HSBC’s settlements with authorities includes a deferred prosecution agreement (DPA) with the US Department of Justice (DoJ) as well as an agreement to reach resolutions with all other US authorities that have investigated HSBC and its past conducts, in relation to the current issues.
Shadowy fund transfers across the globe
HSBC was accused of money laundering on more than 170 counts, with a report by the US Senate permanent subcommittee published on 17 July revealing that the bank had allowed clients to move suspicious funds from Mexico, Iran, the Cayman Islands, Saudi Arabia, and Syria.
HSBC Mexico was fined $27.5m by the Mexican authorities in July this year, for non-compliance with AML systems and controls in relation to the US Senate investigation.
HSBC Mexico’s affiliates exposed themselves and HSBC US to money laundering by Mexican drug cartels, as a result of multiple AML deficiencies while serving high risk clients, according to a US Senate committee report published in July this year.
HSBC group has also been accused of providing bearer share accounts, US dollar services to banks linked to terrorist financing and bypassing US international sanctions on Cuba and Iran.
The agreement between the Department of Justice and HSBC will last five years and consist of an independent monitor evaluating the bank’s progress in fully implementing remedial measures and producing regular assessments of the effectiveness of the bank’s compliance function.
"We accept responsibility for our past mistakes," HSBC Group CEO Stuart Gulliver said in a statement. "Over the last two years, under new senior leadership, we have been taking concrete steps to put right what went wrong and to participate actively with government authorities in bringing to light and addressing these matters."

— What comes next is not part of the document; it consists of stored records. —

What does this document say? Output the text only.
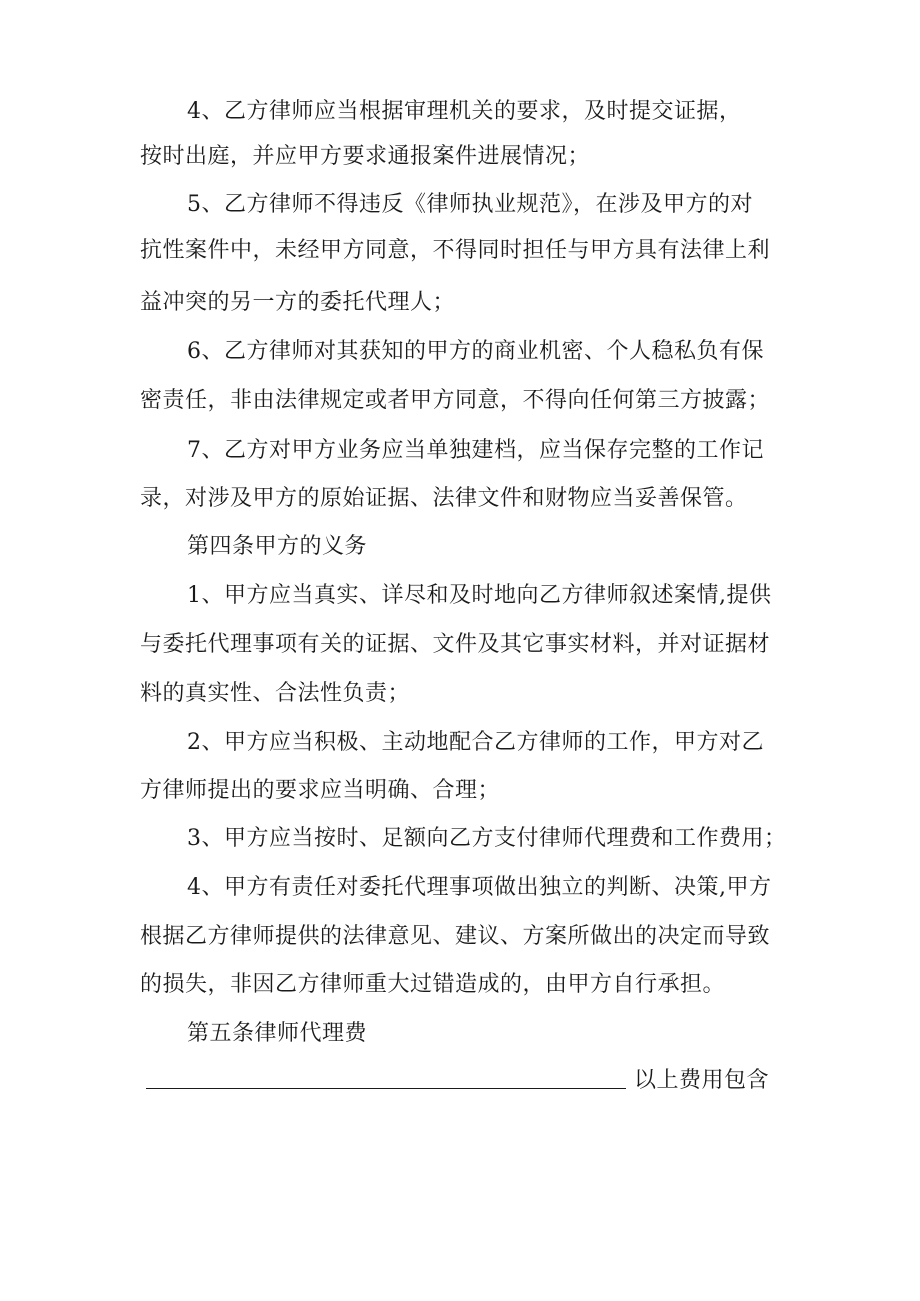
4、乙方律师应当根据审理机关的要求，及时提交证据，
按时出庭，并应甲方要求通报案件进展情况；
5、乙方律师不得违反《律师执业规范》，在涉及甲方的对
抗性案件中，未经甲方同意，不得同时担任与甲方具有法律上利
益冲突的另一方的委托代理人；
6、乙方律师对其获知的甲方的商业机密、个人稳私负有保
密责任，非由法律规定或者甲方同意，不得向任何第三方披露；
7、乙方对甲方业务应当单独建档，应当保存完整的工作记
录，对涉及甲方的原始证据、法律文件和财物应当妥善保管。
第四条甲方的义务
1、甲方应当真实、详尽和及时地向乙方律师叙述案情,提供
与委托代理事项有关的证据、文件及其它事实材料，并对证据材
料的真实性、合法性负责；
2、甲方应当积极、主动地配合乙方律师的工作，甲方对乙
方律师提出的要求应当明确、合理；
3、甲方应当按时、足额向乙方支付律师代理费和工作费用；
4、甲方有责任对委托代理事项做出独立的判断、决策,甲方
根据乙方律师提供的法律意见、建议、方案所做出的决定而导致
的损失，非因乙方律师重大过错造成的，由甲方自行承担。
第五条律师代理费
以上费用包含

Standard Chartered also settles with US authorities
London-based Standard Chartered Bank has also settled with the US authorities agreeing to pay a total sum of $327m, for charges of illegal transactions with Iran, Sudan, Libya and Burma.
Of the total sum owed, Standard Chartered has agreed to forfeit $227m to the Department of Justice for conspiracy to violate the International Emergency Economic Powers Act (IEEPA). This settlement is part of a DPA with the Department of Justice and the New York County District Attorney’s Office for "violating New York state laws by illegally moving millions of dollars through the U.S. financial system on behalf of sanctioned Iranian, Sudanese, Libyan and Burmese entities", according to a statement by the DoJ.
A Standard Chartered spokesperson confirmed to PBI that the Office of Foreign Assets Control (OFAC) penalty of $132m had been satisfied by the $227 million forfeited to the Justice Department by the bank and that an additional fine of $100m by the Federal Reserve System has also been imposed.
The spokesperson also told PBI, "[Standard Chartered is] pleased to have reached settlement with these agencies regarding our historical sanctions compliance. In agreeing to settle we have acted in the best interests of our shareholders, clients and employees".